An important process step of the use of a risk management expert in the planning stages has now bought another dimension to projects.  A correctly planned project which has considered risk as a primary consideration now ensures better results, rather than the traditional fix it as we go concept of yester year.

The Health and Safety expert with a background in project management and risk mitigation is now a necessity rather than a luxury, so that each stage of the project is mapped out with risks and treatment options.

Traditional risks such as safety are now required to be augmented with issues such as human resources, financial, commercial, resource management, materials and products.

ISO 31000 on risk management has defined criteria to be taken into consideration when assessing the extent and nature of risks.

Hazards are considered to be the thing that will be the cause of harm when a person is exposed to it and risk is the outcome of that exposure.

Some hazard can have a multitude of risk associated with them from trivial to significant.

The skill and background of the safety professional in this process is vital to assist in determining the proper treatments, determining their effectiveness, what residual risk remains and it is as low as reasonably possible, and its financial implications.

A risk treatment schedule should be created which covers, the potential treatment options, the preferred option and why, costs benefits, responsibility and timetables for implementation and monitoring requirements.

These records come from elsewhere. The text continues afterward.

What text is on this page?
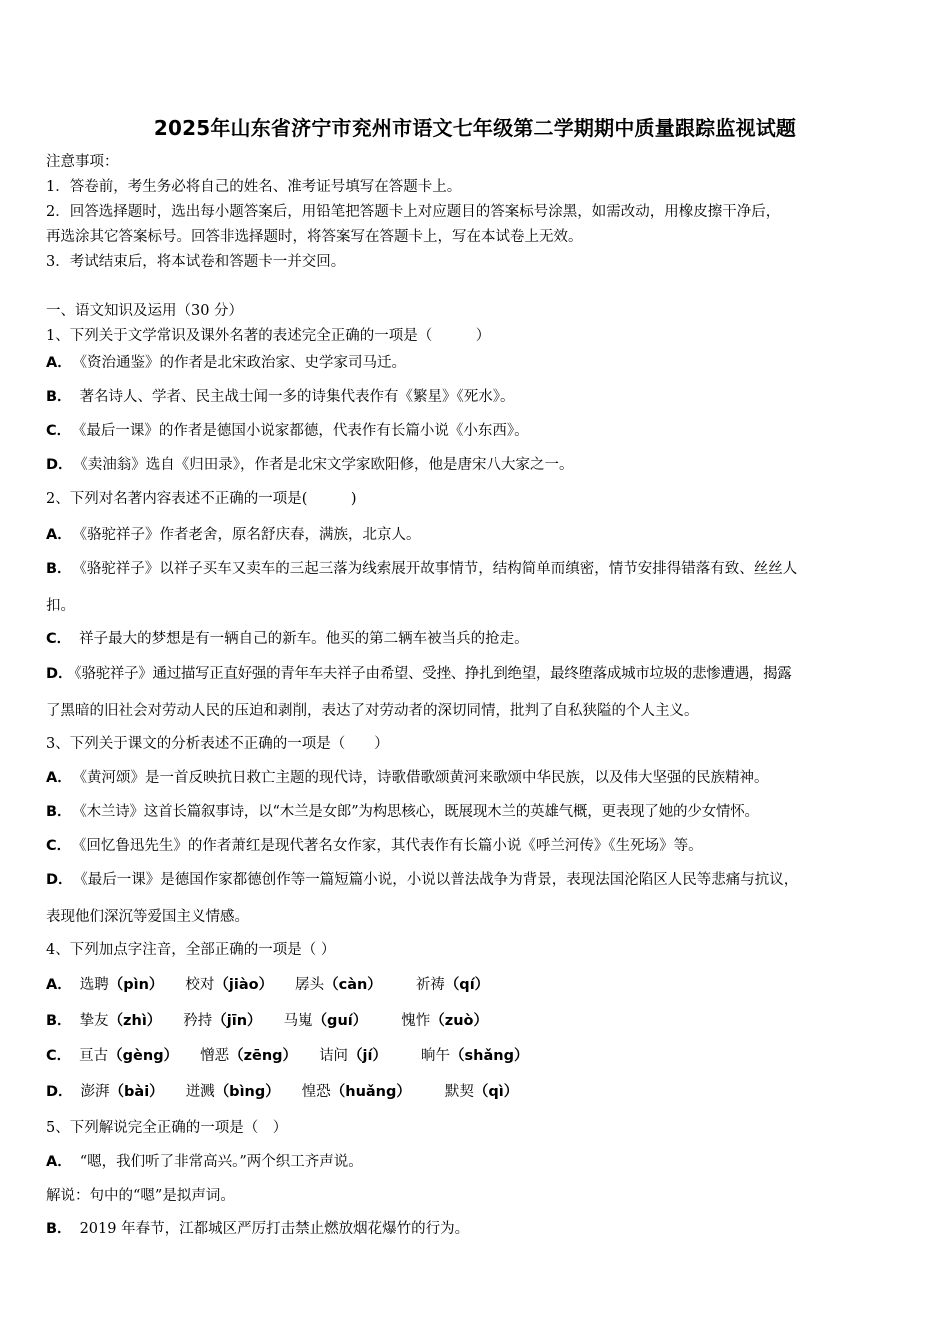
2025年山东省济宁市兖州市语文七年级第二学期期中质量跟踪监视试题
注意事项：
1．答卷前，考生务必将自己的姓名、准考证号填写在答题卡上。
2．回答选择题时，选出每小题答案后，用铅笔把答题卡上对应题目的答案标号涂黑，如需改动，用橡皮擦干净后，
再选涂其它答案标号。回答非选择题时，将答案写在答题卡上，写在本试卷上无效。
3．考试结束后，将本试卷和答题卡一并交回。
一、语文知识及运用（30 分）
1、下列关于文学常识及课外名著的表述完全正确的一项是（　　　）
A． 《资治通鉴》的作者是北宋政治家、史学家司马迁。
B． 著名诗人、学者、民主战士闻一多的诗集代表作有《繁星》《死水》。
C． 《最后一课》的作者是德国小说家都德，代表作有长篇小说《小东西》。
D． 《卖油翁》选自《归田录》，作者是北宋文学家欧阳修，他是唐宋八大家之一。
2、下列对名著内容表述不正确的一项是(　　　)
A． 《骆驼祥子》作者老舍，原名舒庆春，满族，北京人。
B． 《骆驼祥子》以祥子买车又卖车的三起三落为线索展开故事情节，结构简单而缜密，情节安排得错落有致、丝丝人
扣。
C． 祥子最大的梦想是有一辆自己的新车。他买的第二辆车被当兵的抢走。
D． 《骆驼祥子》通过描写正直好强的青年车夫祥子由希望、受挫、挣扎到绝望，最终堕落成城市垃圾的悲惨遭遇，揭露
了黑暗的旧社会对劳动人民的压迫和剥削，表达了对劳动者的深切同情，批判了自私狭隘的个人主义。
3、下列关于课文的分析表述不正确的一项是（　　）
A． 《黄河颂》是一首反映抗日救亡主题的现代诗，诗歌借歌颂黄河来歌颂中华民族，以及伟大坚强的民族精神。
B． 《木兰诗》这首长篇叙事诗，以“木兰是女郎”为构思核心，既展现木兰的英雄气概，更表现了她的少女情怀。
C． 《回忆鲁迅先生》的作者萧红是现代著名女作家，其代表作有长篇小说《呼兰河传》《生死场》等。
D． 《最后一课》是德国作家都德创作等一篇短篇小说，小说以普法战争为背景，表现法国沦陷区人民等悲痛与抗议，
表现他们深沉等爱国主义情感。
4、下列加点字注音，全部正确的一项是（ ）
A． 选聘（pìn） 校对（jiào） 孱头（càn） 祈祷（qí）
B． 挚友（zhì） 矜持（jīn） 马嵬（guí） 愧怍（zuò）
C． 亘古（gèng） 憎恶（zēng） 诘问（jí） 晌午（shǎng）
D． 澎湃（bài） 迸溅（bìng） 惶恐（huǎng） 默契（qì）
5、下列解说完全正确的一项是（　）
A． “嗯，我们听了非常高兴。”两个织工齐声说。
解说：句中的“嗯”是拟声词。
B． 2019 年春节，江都城区严厉打击禁止燃放烟花爆竹的行为。
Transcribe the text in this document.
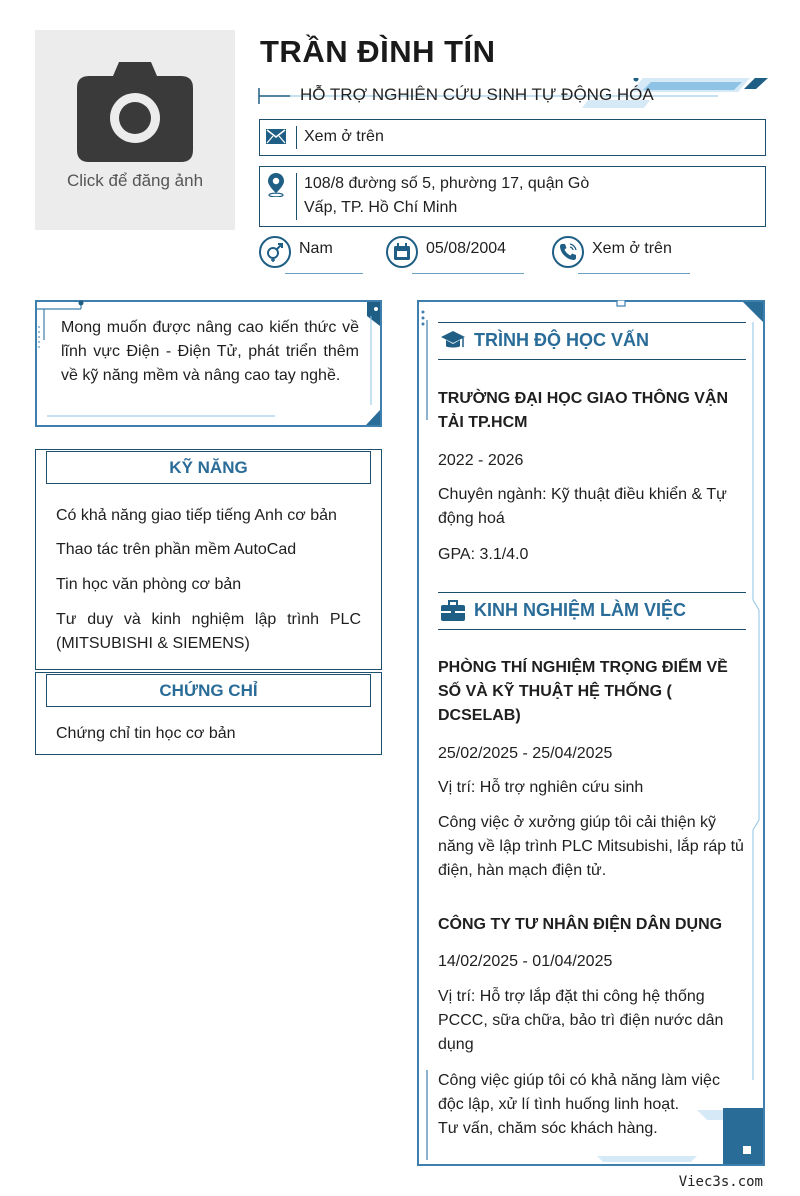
Click để đăng ảnh
TRẦN ĐÌNH TÍN
HỖ TRỢ NGHIÊN CỨU SINH TỰ ĐỘNG HÓA
Xem ở trên
108/8 đường số 5, phường 17, quận Gò
Vấp, TP. Hồ Chí Minh
Nam	05/08/2004	Xem ở trên
Mong muốn được nâng cao kiến thức về lĩnh vực Điện - Điện Tử, phát triển thêm về kỹ năng mềm và nâng cao tay nghề.
KỸ NĂNG
Có khả năng giao tiếp tiếng Anh cơ bản
Thao tác trên phần mềm AutoCad
Tin học văn phòng cơ bản
Tư duy và kinh nghiệm lập trình PLC (MITSUBISHI & SIEMENS)
CHỨNG CHỈ
Chứng chỉ tin học cơ bản
TRÌNH ĐỘ HỌC VẤN
TRƯỜNG ĐẠI HỌC GIAO THÔNG VẬN TẢI TP.HCM
2022 - 2026
Chuyên ngành: Kỹ thuật điều khiển & Tự động hoá
GPA: 3.1/4.0
KINH NGHIỆM LÀM VIỆC
PHÒNG THÍ NGHIỆM TRỌNG ĐIỂM VỀ SỐ VÀ KỸ THUẬT HỆ THỐNG ( DCSELAB)
25/02/2025 - 25/04/2025
Vị trí: Hỗ trợ nghiên cứu sinh
Công việc ở xưởng giúp tôi cải thiện kỹ năng về lập trình PLC Mitsubishi, lắp ráp tủ điện, hàn mạch điện tử.
CÔNG TY TƯ NHÂN ĐIỆN DÂN DỤNG
14/02/2025 - 01/04/2025
Vị trí: Hỗ trợ lắp đặt thi công hệ thống PCCC, sữa chữa, bảo trì điện nước dân dụng
Công việc giúp tôi có khả năng làm việc độc lập, xử lí tình huống linh hoạt.
Tư vấn, chăm sóc khách hàng.
Viec3s.com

None of this is done as a stand alone activity and must involve the whole of the project team and their discipline backgrounds.  Collectively the team decide on an approach which is best suited to that project.

Such a plan must however remain a series of evergreen documents, that follows the project through it phases on its way to completion.  It is vital therefore to ensure that the Health and Safety or Risk manager is not dropped off but kept involved until the day it is officially completed.